The Trump supporters fighting against the alt-right label say Spencer co-opted the term and narrowed its focus on white nationalism, which many Trump supporters disavow.

“White nationalism has nothing to do with our wing of the party,” said Lucian Wintrich, a 28-year-old Trump supporter who identifies with the “Trumpists.” “In grouping us all together, it definitely (angers us). My family fled socialism and Hitler in Europe and to be labeled as a white nationalist, it’s enraging.”

The association with the alt-right, they say, hurts their credibility, and organizers say they want the DeploraBall to serve as a way to assert their presence in Washington.

Still, they remain skeptical of Republican leaders in Congress — namely House Speaker Paul Ryan — who some say still have not fully accepted Trump’s victory.

“They’re still trying to push their agenda,” Jim Hoft, a conservative blogger from St. Louis, said about GOP leaders.

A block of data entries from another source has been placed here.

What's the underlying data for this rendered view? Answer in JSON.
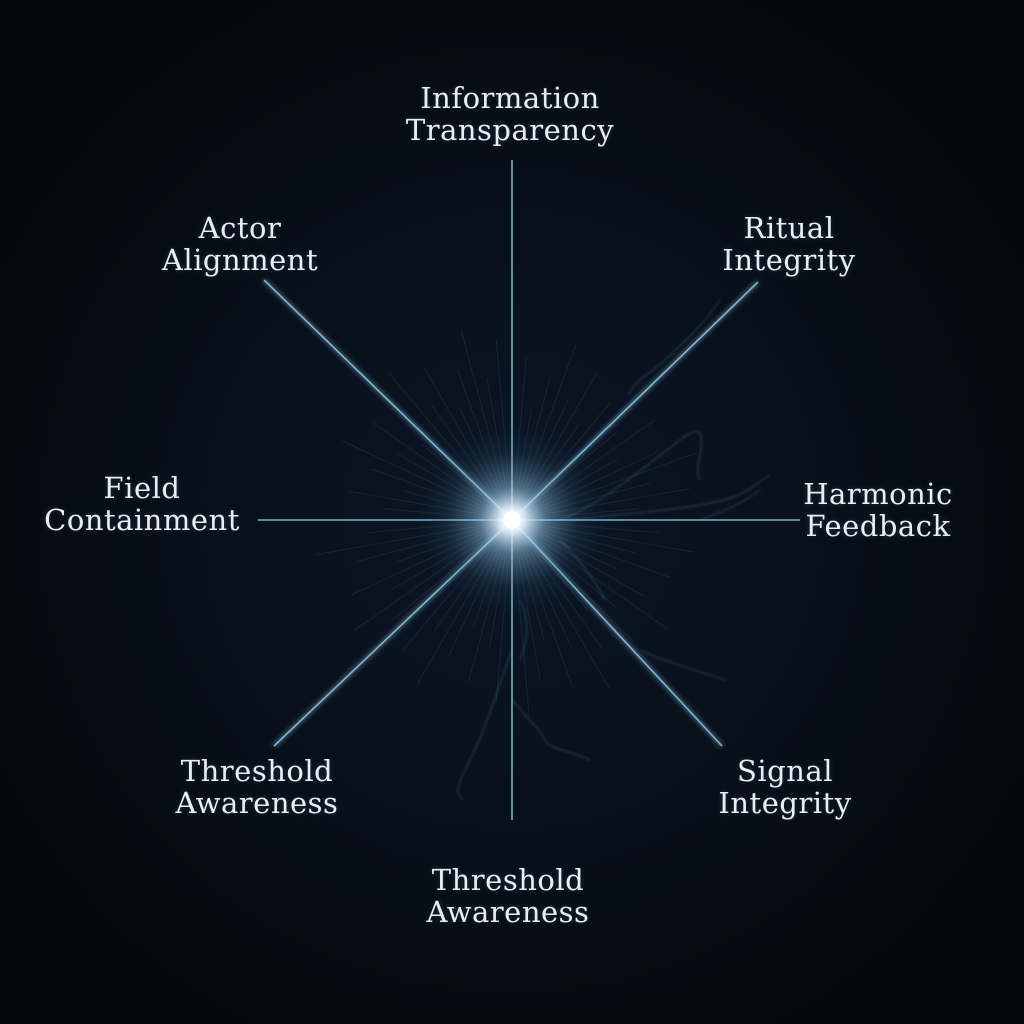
{
  "diagram": {
    "nodes": [
      {
        "id": "top",
        "line1": "Information",
        "line2": "Transparency"
      },
      {
        "id": "top-right",
        "line1": "Ritual",
        "line2": "Integrity"
      },
      {
        "id": "right",
        "line1": "Harmonic",
        "line2": "Feedback"
      },
      {
        "id": "bottom-right",
        "line1": "Signal",
        "line2": "Integrity"
      },
      {
        "id": "bottom",
        "line1": "Threshold",
        "line2": "Awareness"
      },
      {
        "id": "bottom-left",
        "line1": "Threshold",
        "line2": "Awareness"
      },
      {
        "id": "left",
        "line1": "Field",
        "line2": "Containment"
      },
      {
        "id": "top-left",
        "line1": "Actor",
        "line2": "Alignment"
      }
    ]
  },
  "colors": {
    "background": "#05090f",
    "ray": "#8ec9ea",
    "core": "#ffffff",
    "label": "#e9eef2"
  }
}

The DeploraBall is now set for Thursday night at the National Press Club, and it quickly sold out its 1,000 tickets. Jeff Ballou, the new president of the National Press Club, said he stands by the statement from his predecessor that the club will hold the private event, “as we have for incoming presidents of both parties for decades,” but the club is not endorsing or sponsoring it.